Depends what food you're feeding really but if it's flakes, then just hold a flake under the water, near the surface, my betta's favourite is brine shrimp. I buy frozen, which is near impossible to hand feed, and the wee tubes that come in a jelly. I just hold the tube and squeeze a wee bit out, but not enough that it breaks off, and then he comes up to the top and "bites" a bit off.  I really recommend you try it. Your fish might not be interested for a while, but if they learn to do it, I think it's lovely.


----------



## drag (Apr 25, 2007)

How sweet! My betta would kill for some frozen mosquito larva I give him as a treat, I'll try to hand feed him some later and see how he does.

He likes to brush up against my hand whenever I'm moving things around his tank so I don't think he'll have a problem.
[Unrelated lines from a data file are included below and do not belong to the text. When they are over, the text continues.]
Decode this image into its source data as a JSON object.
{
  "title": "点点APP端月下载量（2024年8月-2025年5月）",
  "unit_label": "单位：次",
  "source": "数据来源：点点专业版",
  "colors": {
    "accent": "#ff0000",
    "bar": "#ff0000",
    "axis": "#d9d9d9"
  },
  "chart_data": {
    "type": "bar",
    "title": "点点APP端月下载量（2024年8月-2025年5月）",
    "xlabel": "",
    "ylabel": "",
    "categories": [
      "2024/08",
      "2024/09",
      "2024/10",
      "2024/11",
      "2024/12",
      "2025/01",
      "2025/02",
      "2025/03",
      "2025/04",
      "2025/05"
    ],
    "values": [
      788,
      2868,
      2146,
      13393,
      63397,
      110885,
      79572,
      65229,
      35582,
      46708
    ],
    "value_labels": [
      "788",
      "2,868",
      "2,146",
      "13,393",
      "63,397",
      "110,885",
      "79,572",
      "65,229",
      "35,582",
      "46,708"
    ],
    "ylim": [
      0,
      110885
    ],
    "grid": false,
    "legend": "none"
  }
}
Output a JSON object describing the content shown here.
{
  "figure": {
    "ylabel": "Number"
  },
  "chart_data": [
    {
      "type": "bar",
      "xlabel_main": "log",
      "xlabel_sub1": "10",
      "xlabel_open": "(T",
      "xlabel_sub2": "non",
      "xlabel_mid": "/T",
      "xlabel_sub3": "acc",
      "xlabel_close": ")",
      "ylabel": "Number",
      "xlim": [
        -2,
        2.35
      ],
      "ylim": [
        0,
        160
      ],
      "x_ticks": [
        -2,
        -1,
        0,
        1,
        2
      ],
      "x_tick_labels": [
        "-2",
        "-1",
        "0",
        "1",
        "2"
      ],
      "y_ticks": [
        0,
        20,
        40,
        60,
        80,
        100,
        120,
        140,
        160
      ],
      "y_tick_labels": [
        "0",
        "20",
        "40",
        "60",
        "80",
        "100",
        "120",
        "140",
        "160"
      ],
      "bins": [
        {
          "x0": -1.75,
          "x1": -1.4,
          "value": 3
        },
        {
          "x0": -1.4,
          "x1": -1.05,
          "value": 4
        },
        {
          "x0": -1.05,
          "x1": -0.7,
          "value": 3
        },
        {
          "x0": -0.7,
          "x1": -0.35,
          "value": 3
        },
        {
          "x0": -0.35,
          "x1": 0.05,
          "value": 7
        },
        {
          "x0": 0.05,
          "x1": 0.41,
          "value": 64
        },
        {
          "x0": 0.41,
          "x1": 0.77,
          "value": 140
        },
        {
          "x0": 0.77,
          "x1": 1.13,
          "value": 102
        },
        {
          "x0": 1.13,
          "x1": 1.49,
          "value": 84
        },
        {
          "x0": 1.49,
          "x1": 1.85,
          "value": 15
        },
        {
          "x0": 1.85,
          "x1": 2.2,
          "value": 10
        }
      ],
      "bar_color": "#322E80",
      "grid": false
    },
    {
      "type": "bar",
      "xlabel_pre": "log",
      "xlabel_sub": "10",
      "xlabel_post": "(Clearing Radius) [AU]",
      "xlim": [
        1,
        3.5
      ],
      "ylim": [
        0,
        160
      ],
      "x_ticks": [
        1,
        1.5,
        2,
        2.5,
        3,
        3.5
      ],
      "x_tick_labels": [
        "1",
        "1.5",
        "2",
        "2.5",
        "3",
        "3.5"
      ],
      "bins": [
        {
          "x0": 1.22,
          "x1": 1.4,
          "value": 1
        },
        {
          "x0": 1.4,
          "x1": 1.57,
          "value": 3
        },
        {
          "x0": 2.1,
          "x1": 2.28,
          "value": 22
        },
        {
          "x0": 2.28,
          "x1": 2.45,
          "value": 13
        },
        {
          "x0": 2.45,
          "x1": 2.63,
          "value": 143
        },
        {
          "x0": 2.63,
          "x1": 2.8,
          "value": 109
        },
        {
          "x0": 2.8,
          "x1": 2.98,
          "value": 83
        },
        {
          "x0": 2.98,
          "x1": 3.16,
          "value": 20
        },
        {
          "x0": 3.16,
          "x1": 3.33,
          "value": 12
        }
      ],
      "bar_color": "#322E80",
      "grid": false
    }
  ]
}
(*laugh* What is it WITH my pets? I have a cat that thinks she's human, a cat that thinks she's a dog, a dog that SHE's a cat, and now a betta dog, hmmm... or maybe cat, has the same curiosity.)


----------



## tophat665 (Sep 30, 2006)

My weatherfish will eat freeze dried tubifex out of my hands. Freaks out all the other fish in the tank, though.


----------



## Daz (Sep 20, 2006)

I would hand feed, but I would need some form of armour. I used to do it with the Sevs, now it's a case of finding the time. :roll:


----------



## willow (Sep 9, 2006)

hi
hand feed lol,is right.
i put my hand in,and they try to eat it.  
lucky they don't have teeth.
mine will go for a frozen block of either blood worm(yuck)
or anything else i wish to feed them.


----------



## daisycutter (Jan 4, 2007)

not quite handfeeding but all my fish take bloodworm,glassworm etc from the end of a pipette especily my puffers they almost suck them out of the end


----------



## Falina (Feb 25, 2007)

daisycutter said:


> not quite handfeeding but all my fish take bloodworm,glassworm etc from the end of a pipette especily my puffers they almost suck them out of the end


That's nice! I have a tank ready for set-up which will be used for dwarf puffers, I'll definitely try that with them!


----------



## Lupin (Aug 2, 2006)

The only fish I can handfeed are discus and true SAEs.:roll: The arowana needs to be tongs-feed. I was bitten several times already. 'Twas painful.:sob:


----------